NeRF: Representing Scenes as Neural Radiance Fields for View Synthesis
Ben Mildenhall*1,
Pratul P. Srinivasan*1,
Matthew Tancik*1,
Jonathan T. Barron2,
Ravi Ramamoorthi3,
Ren Ng1
1UC Berkeley, 2Google Research, 3UC San Diego
*denotes equal contribution
in ECCV 2020 (Oral Presentation, Best Paper Honorable Mention)
TL;DR quickstart
To setup a conda environment, download example training data, begin the training process, and launch Tensorboard:
conda env create -f environment.yml
conda activate nerf
bash download_example_data.sh
python run_nerf.py --config config_fern.txt
tensorboard --logdir=logs/summaries --port=6006
If everything works without errors, you can now go to localhost:6006
in your browser and watch the "Fern" scene train.
Setup
Python 3 dependencies:
- Tensorflow 1.15
- matplotlib
- numpy
- imageio
- configargparse
The LLFF data loader requires ImageMagick.
We provide a conda environment setup file including all of the above dependencies. Create the conda environment nerf
by running:
conda env create -f environment.yml
You will also need the LLFF code (and COLMAP) set up to compute poses if you want to run on your own real data.
What is a NeRF?
A neural radiance field is a simple fully connected network (weights are ~5MB) trained to reproduce input views of a single scene using a rendering loss. The network directly maps from spatial location and viewing direction (5D input) to color and opacity (4D output), acting as the "volume" so we can use volume rendering to differentiably render new views.
Optimizing a NeRF takes between a few hours and a day or two (depending on resolution) and only requires a single GPU. Rendering an image from an optimized NeRF takes somewhere between less than a second and ~30 seconds, again depending on resolution.
Running code
Here we show how to run our code on two example scenes. You can download the rest of the synthetic and real data used in the paper here.
Optimizing a NeRF
Run
bash download_example_data.sh
to get the our synthetic Lego dataset and the LLFF Fern dataset.
To optimize a low-res Fern NeRF:
python run_nerf.py --config config_fern.txt
After 200k iterations (about 15 hours), you should get a video like this at logs/fern_test/fern_test_spiral_200000_rgb.mp4
:
To optimize a low-res Lego NeRF:
python run_nerf.py --config config_lego.txt
After 200k iterations, you should get a video like this:
Rendering a NeRF
Run
bash download_example_weights.sh
to get a pretrained high-res NeRF for the Fern dataset. Now you can use render_demo.ipynb
to render new views.
Replicating the paper results
The example config files run at lower resolutions than the quantitative/qualitative results in the paper and video. To replicate the results from the paper, start with the config files in paper_configs/
. Our synthetic Blender data and LLFF scenes are hosted here and the DeepVoxels data is hosted by Vincent Sitzmann here.

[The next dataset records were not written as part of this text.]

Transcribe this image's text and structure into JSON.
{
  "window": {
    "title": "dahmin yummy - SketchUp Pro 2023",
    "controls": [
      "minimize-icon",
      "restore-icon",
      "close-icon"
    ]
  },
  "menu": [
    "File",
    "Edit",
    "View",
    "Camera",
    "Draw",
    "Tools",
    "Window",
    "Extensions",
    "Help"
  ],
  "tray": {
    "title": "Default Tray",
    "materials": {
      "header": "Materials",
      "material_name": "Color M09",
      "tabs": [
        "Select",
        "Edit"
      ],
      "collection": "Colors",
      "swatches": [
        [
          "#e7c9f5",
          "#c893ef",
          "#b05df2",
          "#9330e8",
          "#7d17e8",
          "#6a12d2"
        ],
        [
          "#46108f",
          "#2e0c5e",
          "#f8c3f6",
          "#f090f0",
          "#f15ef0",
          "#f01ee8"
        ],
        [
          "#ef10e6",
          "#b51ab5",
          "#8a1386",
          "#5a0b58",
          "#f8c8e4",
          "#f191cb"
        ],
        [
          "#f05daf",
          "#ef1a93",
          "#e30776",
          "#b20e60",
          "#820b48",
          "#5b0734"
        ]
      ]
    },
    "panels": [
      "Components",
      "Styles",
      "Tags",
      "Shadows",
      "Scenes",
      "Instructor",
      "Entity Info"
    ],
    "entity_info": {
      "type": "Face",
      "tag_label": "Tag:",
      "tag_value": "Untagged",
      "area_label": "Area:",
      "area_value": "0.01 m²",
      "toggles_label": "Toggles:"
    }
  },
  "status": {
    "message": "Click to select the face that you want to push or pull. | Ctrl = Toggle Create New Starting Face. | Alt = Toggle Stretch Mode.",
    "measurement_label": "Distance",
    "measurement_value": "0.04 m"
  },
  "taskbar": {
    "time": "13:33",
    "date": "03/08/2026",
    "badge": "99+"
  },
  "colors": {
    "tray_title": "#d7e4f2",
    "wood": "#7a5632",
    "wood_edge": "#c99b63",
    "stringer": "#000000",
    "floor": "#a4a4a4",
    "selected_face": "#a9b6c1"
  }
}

Extracting geometry from a NeRF
Check out extract_mesh.ipynb
for an example of running marching cubes to extract a triangle mesh from a trained NeRF network. You'll need the install the PyMCubes package for marching cubes plus the trimesh and pyrender packages if you want to render the mesh inside the notebook:
pip install trimesh pyrender PyMCubes
Generating poses for your own scenes
Don't have poses?
We recommend using the imgs2poses.py
script from the LLFF code. Then you can pass the base scene directory into our code using --datadir <myscene>
along with -dataset_type llff
. You can take a look at the config_fern.txt
config file for example settings to use for a forward facing scene. For a spherically captured 360 scene, we recomment adding the --no_ndc --spherify --lindisp
flags.
Already have poses!
In run_nerf.py
and all other code, we use the same pose coordinate system as in OpenGL: the local camera coordinate system of an image is defined in a way that the X axis points to the right, the Y axis upwards, and the Z axis backwards as seen from the image.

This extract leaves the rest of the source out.